Ci furono animate discussioni tra il comitato e l’Arciprete ma non ci fu nulla da fare. Gli organizzatori allora, quelli della Confraternita si recarono in fretta e furia a Mazara per incontrare il Vescovo e farsi dare da l’autorizzazione.
Pare che la famosa frase “si l’Aurora ‘un si fa, si la pigghia Trapani” fu pronunciata in quella circostanza. E da allora qualunque siano stati i motivi ostativi, l’Aurora si doveva svolgere. Infatti nel 1968, anno del terremoto per paura di perdere la tradizione la funzione religiosa si svolse in piazza Garibaldi a mezzo giorno circa e c’erano circa venti persone.
Il rito per i castelvetranesi, organizzato dalla Confraternita di San Giuseppe, è molto sentito e migliaia sono le persone che vi assistono e sicuramente l’incontro tra la Madonna e Cristo risorto è molto commovente, soprattutto quanto la Madonna lascia cadere il fazzoletto e il manto nero e dalla corona che ha in testa volano gli uccellini. Poi la processione e lo scampanio dei sacri bronzi.
Fino a quando organizzava l’apparaturi Vaiana era bello vedere delle colombe di cartone scorrere su fili di acciaio collocati tra la Società Operaia e la Chiesa del Purgatorio, proprio nell’occasione dell’incontro tra la Madonna e Cristo Risorto e i bambini alzavano tutti gli occhi al cielo Molti anni fa le famiglie portavano in processione le figlie in età da marito, vestite di bianco ed era un’occasione per organizzare magari poi “lu zitaggiu”.

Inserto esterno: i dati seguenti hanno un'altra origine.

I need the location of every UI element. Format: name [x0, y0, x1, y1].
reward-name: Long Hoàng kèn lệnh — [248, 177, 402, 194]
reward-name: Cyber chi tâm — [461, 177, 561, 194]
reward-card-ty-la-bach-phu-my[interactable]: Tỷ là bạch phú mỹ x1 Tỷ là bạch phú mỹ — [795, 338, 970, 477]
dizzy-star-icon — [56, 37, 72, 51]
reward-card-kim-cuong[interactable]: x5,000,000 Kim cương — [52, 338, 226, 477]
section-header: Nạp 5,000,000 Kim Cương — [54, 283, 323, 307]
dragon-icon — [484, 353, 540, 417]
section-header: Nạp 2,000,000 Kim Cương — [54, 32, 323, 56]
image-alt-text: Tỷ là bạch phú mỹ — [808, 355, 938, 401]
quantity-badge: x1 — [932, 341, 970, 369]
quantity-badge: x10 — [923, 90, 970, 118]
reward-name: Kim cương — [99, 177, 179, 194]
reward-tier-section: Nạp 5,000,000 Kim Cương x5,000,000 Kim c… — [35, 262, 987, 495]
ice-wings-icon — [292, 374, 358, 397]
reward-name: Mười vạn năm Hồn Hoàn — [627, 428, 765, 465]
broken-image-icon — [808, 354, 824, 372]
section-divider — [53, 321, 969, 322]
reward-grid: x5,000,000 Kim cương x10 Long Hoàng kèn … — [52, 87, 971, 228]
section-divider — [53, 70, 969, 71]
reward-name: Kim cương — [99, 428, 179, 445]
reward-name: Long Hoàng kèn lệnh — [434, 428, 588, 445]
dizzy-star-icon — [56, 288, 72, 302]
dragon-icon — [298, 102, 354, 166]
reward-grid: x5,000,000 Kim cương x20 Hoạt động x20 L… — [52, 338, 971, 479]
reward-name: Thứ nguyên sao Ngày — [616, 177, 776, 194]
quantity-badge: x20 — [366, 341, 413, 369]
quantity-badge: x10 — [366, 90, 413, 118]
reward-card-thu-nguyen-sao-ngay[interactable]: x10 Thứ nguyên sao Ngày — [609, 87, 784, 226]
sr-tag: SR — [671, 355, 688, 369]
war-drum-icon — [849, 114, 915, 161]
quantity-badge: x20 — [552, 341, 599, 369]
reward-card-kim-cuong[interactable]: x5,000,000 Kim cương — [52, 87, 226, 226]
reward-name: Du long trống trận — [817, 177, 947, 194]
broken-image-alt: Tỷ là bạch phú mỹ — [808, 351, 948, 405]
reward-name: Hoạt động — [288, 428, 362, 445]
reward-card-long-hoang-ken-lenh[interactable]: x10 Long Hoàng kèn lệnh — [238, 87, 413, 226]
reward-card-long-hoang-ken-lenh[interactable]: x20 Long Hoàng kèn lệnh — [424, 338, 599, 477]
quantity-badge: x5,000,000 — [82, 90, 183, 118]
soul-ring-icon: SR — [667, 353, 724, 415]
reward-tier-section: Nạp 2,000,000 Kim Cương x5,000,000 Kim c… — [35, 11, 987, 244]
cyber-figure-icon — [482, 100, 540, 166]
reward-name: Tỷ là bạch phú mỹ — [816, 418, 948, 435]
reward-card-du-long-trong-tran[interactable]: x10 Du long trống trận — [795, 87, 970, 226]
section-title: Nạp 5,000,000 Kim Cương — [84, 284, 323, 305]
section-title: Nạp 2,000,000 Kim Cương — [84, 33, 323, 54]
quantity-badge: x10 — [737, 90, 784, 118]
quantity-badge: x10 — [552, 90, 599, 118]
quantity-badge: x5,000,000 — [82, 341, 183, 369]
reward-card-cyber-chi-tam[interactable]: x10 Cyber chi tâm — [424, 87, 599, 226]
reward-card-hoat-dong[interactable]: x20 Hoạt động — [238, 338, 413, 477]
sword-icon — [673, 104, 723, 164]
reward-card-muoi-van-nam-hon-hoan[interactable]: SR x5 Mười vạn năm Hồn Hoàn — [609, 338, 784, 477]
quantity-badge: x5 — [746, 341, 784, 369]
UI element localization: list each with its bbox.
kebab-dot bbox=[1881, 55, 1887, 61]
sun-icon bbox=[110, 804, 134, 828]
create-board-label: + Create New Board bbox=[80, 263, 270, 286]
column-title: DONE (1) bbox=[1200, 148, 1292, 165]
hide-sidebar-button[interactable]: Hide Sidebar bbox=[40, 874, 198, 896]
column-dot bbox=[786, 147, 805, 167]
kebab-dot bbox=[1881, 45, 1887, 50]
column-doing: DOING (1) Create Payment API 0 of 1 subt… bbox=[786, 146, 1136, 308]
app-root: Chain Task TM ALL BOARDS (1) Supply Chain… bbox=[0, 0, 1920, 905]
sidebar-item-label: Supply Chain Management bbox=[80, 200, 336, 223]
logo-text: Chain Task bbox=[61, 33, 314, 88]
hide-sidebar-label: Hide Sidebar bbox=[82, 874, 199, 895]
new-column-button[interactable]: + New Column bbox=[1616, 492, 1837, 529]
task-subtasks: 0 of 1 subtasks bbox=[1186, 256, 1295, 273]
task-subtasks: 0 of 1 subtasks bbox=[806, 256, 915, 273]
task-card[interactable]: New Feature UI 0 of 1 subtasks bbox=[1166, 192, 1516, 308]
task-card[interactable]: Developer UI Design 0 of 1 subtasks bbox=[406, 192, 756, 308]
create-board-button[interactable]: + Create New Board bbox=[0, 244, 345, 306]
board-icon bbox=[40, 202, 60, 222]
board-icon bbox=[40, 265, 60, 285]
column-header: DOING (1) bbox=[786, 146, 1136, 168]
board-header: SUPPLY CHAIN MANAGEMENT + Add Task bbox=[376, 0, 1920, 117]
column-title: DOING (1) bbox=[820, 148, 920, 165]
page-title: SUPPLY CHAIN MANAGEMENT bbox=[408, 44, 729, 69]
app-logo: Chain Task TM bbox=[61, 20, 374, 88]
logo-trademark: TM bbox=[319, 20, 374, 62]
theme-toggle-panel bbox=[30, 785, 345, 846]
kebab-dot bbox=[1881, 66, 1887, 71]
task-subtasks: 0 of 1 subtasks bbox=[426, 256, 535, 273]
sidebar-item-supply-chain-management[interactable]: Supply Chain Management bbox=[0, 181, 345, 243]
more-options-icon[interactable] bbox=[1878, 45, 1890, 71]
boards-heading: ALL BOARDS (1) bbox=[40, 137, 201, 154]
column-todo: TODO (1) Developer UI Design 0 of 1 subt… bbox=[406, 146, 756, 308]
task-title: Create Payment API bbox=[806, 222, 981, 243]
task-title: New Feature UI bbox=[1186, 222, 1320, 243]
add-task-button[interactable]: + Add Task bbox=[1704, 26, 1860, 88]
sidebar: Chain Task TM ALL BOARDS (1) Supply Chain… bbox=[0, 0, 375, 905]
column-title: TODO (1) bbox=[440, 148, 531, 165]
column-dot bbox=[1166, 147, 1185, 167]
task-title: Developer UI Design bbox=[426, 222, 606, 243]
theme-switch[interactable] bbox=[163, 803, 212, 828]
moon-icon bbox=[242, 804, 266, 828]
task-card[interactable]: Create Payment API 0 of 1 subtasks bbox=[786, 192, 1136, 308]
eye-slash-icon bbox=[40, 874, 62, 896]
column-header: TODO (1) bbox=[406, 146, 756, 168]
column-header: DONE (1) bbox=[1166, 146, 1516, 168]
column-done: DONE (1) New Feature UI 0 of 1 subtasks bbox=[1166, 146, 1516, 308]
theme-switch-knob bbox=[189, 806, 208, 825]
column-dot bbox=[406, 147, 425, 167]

Dopo la fase del corteggiamento alla quale seguiva “l’appalurata” e lu zitaggiu ufficiale. L’indomani di Pasqua bisognava andare a fare baldoria. Per Pasquetta oltre che a Marinella si andava alla Trinità in quanto vi abitavano dal 1392 all’interno di un Convento dei monaci benedettini che accoglievano le persone e davano loro da mangiare.
Non mancava nell’occasione della Pasquetta il gioco della “ bozzica”, quella corda tra i due alberi che lasciava dondolare grandi e piccini Verso il 1523 essendo le famiglie aumentate, i monaci non riuscirono a soddisfare le esigenze dei gitanti e da allora ogni nucleo si organizzò per arrostire qualche cosa, spesso carciofi e mangiare il dolce tipico “li campanara” con le uova sode colorate o “li vaccareddi”.
Non mancava le famiglie benestanti, che come dolce, si regalavano gli agnellini fatti di mandorle o uova di cioccolata. I fidanzati allora facevano mettere come sorpresa nell’uovo anche anelli di fidanzamento ufficiale e qualche oggetto d’oro.